A new approach to subsidized housing
Public housing in the United States has a bad reputation. For some, it conjures images of low-quality buildings segregated from the rest of the community and prone to crime.
Dynae Allice Photography
Not long after the Triangle was completed, the expansion of the federal public housing program came to a screeching halt in 1973 when President Richard Nixon issued a moratorium on new housing funding from the U.S. Department of Housing and Urban Development.
And the federal public housing program is likely to remain stuck in the 20th century for the foreseeable future: In the 1990s, Congress passed a law known as the Faircloth Amendment that caps the number of HUD-funded public housing units at the number that existed on Oct. 1, 1999.
“We’re maxed out in Madison on public housing units,” says Williams. “So what can we do with our local resources is kind of the question.”
Williams says that a mix of market-rate units in social housing can help a project be financially viable with less subsidy and help those local resources stretch further. And advocates say filling a building with a mix of incomes creates integrated neighborhoods where people of diverse incomes have access to the same amenities. The city has been working with the developers of Bayview, located next to the Triangle and singled out as a model redevelopment, hoping to connect the two projects into a single neighborhood, with plans to extend East Campus Mall through the property to Brittingham Park.
“It’s a misnomer that affordable projects are all gonna end up like Cabrini-Green in Chicago,” says Evers. “Having a mixture [of income levels] provides some of that social cohesion.”
‘A shot across the bow’
Earlier this year, a battle between city alders and developer Core Spaces illustrated the limited powers city officials have to influence the development of affordable housing in private developments.
Core was proposing to tear down large, older homes in the area of Bassett and Johnson streets downtown to build a new market-rate student housing development. Many alders were unhappy with the developer’s plans, arguing the units the company would tear down were “naturally occurring affordable housing,” and asking for more affordable housing units for students in the new development. The city council voted 13-6 to reject Core’s requested zoning change.
But a state ban on rent control limits what the city can require of private developments on privately owned land. An attempt by Madison in the 2000s to require that developers include affordable units in their developments was struck down by the Wisconsin Court of Appeals under that law. City attorney Michael Haas advised that a lack of affordable housing was not a legal reason to object to the development, and the project was approved at the next city council meeting.
Still, says Evers, it was “a shot across the bow,” showing that alders are serious about producing more affordable housing in Madison. “We don’t often use the word emergency when it comes to housing. But we are in a current state of emergency in Madison and Dane County,” he says. “That’s the reason why it’s important for CDA and city staff to explore different ways to control the things we want and need to control.”
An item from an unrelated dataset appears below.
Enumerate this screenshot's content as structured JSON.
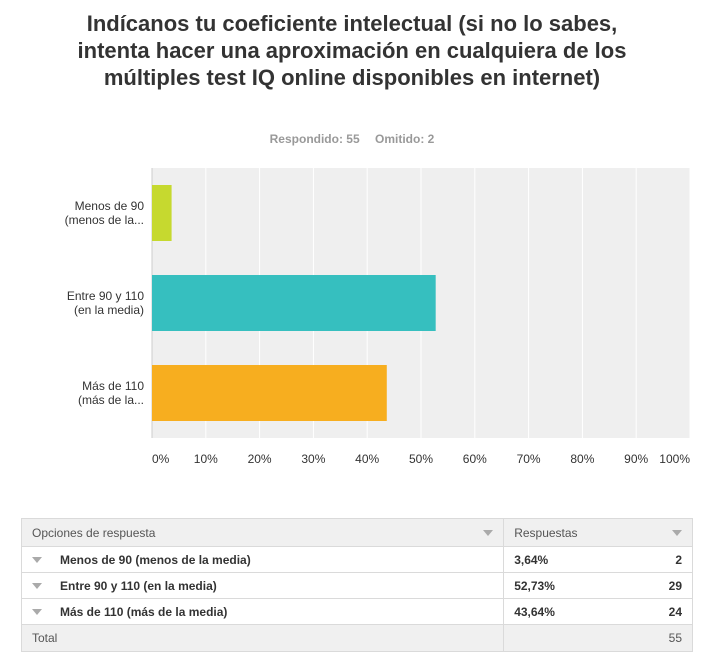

Evers says alders can take a more active role in pushing for more development under the “social housing” umbrella. “We have to build housing at all price levels, but we have to figure out a way to do this social housing — which means Common Council needs to be more than a check.”
Williams agrees the city has hit a turning point, with the Core Spaces battle illustrating that some are willing to take a more assertive approach toward producing affordable housing in the city.
“Something has started clicking, of staff and alders realizing where their power is, even in this restrictive legislative environment,” says Williams. “Any time the city has control of the land or the financing, they have a lot of control over what can happen there.”